The Inside Out
I had a dream in 2013. In it I was given a microphone to preach in front of a large crowd of people. I froze—literally could not form a word! I was straining to hear God say something, anything, but all I heard was crickets! Eventually, someone came on the stage to take the mic from me. And, defeated, I walked off the stage, full of shame, and went to a secluded place where I began to beat myself up over the failure. As I was doing this, Jesus appeared before me, looked me in the eyes and asked “Do you know why you failed?” I replied, “No.” He then responded with words that changed my life.
“You failed because you were straining to try to find something you don’t realize you already have: My Kingdom is inside of you!”
At these words my heart began to burn. I then woke from my dream and have been pondering it ever since. In the immediate aftermath, I applied this to ministry and preaching. I recognized the insecurity I had over my legitimacy as a preacher, and by God’s grace, experienced some big breakthroughs over my fear of public speaking. Now, seven years later, I’m beginning to recognize the deeper implications.
As Christians, the phrase “inside-out Kingdom” is not unfamiliar. However, familiarity does not equate to understanding or embodiment. In our consumeristic culture, we are bombarded with a constant onslaught of advertisements and news updates that entice our senses morning till night. Even further, living in the age of technology means that for many (if not most), our cell phones have unboundaried access to our lives. When this is the case, we become accustomed to a life buzzing with external stimulation, and very unfamiliar with silence.
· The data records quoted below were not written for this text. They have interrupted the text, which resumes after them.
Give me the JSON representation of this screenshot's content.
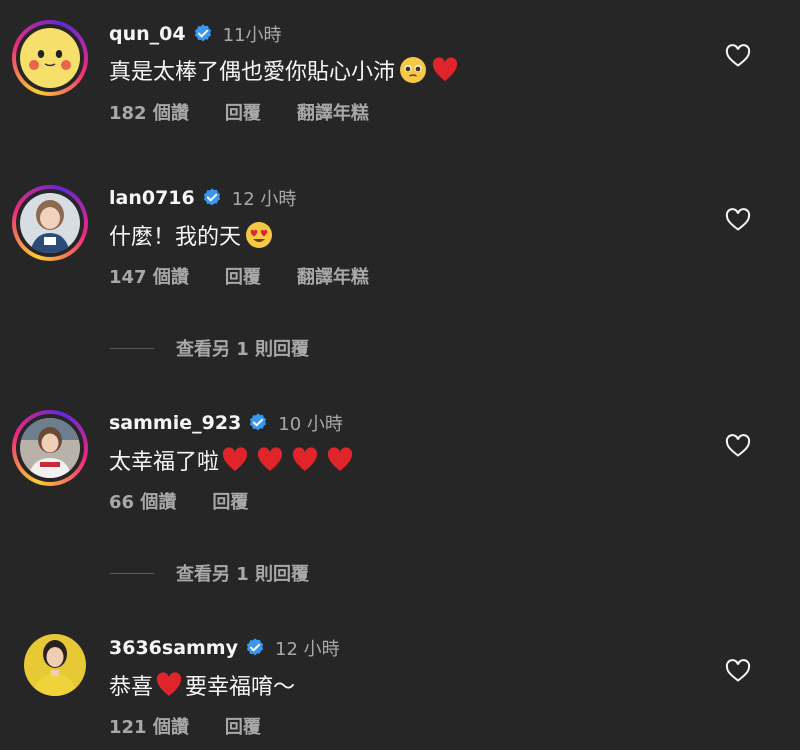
{
  "comments": [
    {
      "username": "qun_04",
      "time": "11小時",
      "text": "真是太棒了偶也愛你貼心小沛",
      "emojis": [
        "pleading-face-emoji",
        "red-heart-emoji"
      ],
      "likes": "182 個讚",
      "reply_label": "回覆",
      "translate_label": "翻譯年糕"
    },
    {
      "username": "lan0716",
      "time": "12 小時",
      "text": "什麼！我的天",
      "emojis": [
        "heart-eyes-emoji"
      ],
      "likes": "147 個讚",
      "reply_label": "回覆",
      "translate_label": "翻譯年糕",
      "view_replies": "查看另 1 則回覆"
    },
    {
      "username": "sammie_923",
      "time": "10 小時",
      "text": "太幸福了啦",
      "emojis": [
        "red-heart-emoji",
        "red-heart-emoji",
        "red-heart-emoji",
        "red-heart-emoji"
      ],
      "likes": "66 個讚",
      "reply_label": "回覆",
      "view_replies": "查看另 1 則回覆"
    },
    {
      "username": "3636sammy",
      "time": "12 小時",
      "text_before": "恭喜",
      "text_after": "要幸福唷～",
      "emojis": [
        "red-heart-emoji"
      ],
      "likes": "121 個讚",
      "reply_label": "回覆"
    }
  ],
  "colors": {
    "background": "#262626",
    "text": "#f5f5f5",
    "secondary": "#a8a8a8",
    "verified": "#3897f0",
    "heart": "#e0245e"
  }
}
This unfamiliarity then breeds contempt, as we most often fear what we do not understand. Why does this matter?
Because the Kingdom is inside you, and the only way to explore what is inside you is in environments void of external stimuli. Jesus modeled this for us. His rhythm of life was characterized by active engagement in the busyness and drama of those He ministered to, as well as consistent retreats to desolate places to pray with the Father. He needed both spaces. So do we.
Why desolate places? The answer is simple and very profound. Environments void of external stimulation (aka silence!) invite what is inside to come out. Jesus always emerged from his retreats with instruction, direction, and grace to minister, because He was experiencing fellowship with God in the desolate place. When we learn to love silence, our experience will be the same.
I have found that prayer, Scripture reading, contemplation, and reflection are extraordinarily difficult when I’m surrounded by the stimulation of people and technology. I have also found that each of these things produce the most delightful and fruitful peace in my soul when I’m fully present to them. I’m coming to recognize that these inner practices are what God intends to use to train my soul to live in this peace and continually abide in His Presence. At the same time, my failure to place boundaries around my use of technology has trained my soul in a countermeasure. My first instinct each morning, and subsequently many times throughout the busyness of my day, is not to gently gaze within and worship Jesus. Instead, it is to grab my cellphone and consume some form of external stimulation. For this reason, I continue to fail dozens of times each day to live from the Kingdom that can so easily be accessed inside me. But God is at work training my soul to keep my eyes—and affection—sweetly fixed on Jesus. To do this, I know I need His help. I also know that my job is to form better boundaries around my use of technology, learning to embrace and love the silence of desolate places.
For those who are more practical and may be wondering, I have two desolate spaces I frequent: The first is the early morning with coffee, Scripture, and a journal. I have found the hours between 5 and 7am to be particularly fruitful and life-giving. I do not take technology with me to this place. Being honest, I don’t make it by 5am every morning (sometimes not even by 6!), and the reason for that is failure to go to bed on time. I’ve found the best way to protect my morning retreats with Jesus is faithfulness to go to bed when I should. I know, practical and boring, but love for Jesus is sometimes expressed best through the practical and boring.
My second desolate place is the foothills of Boise. Going to a physically desolate place is a fail-proof method when I’m feeling really stressed, overwhelmed, and needing peace. Without exception, the external emptiness draws my soul into refreshment, and I find my mind is liberated to see and hear with new perspective. I’d encourage you to experiment with different physical environments in prayer to see how your soul responds.
Thank you for taking time to read and engage with this. I pray God gives us grace to help us access the riches of the Kingdom and successfully live from the inside-out!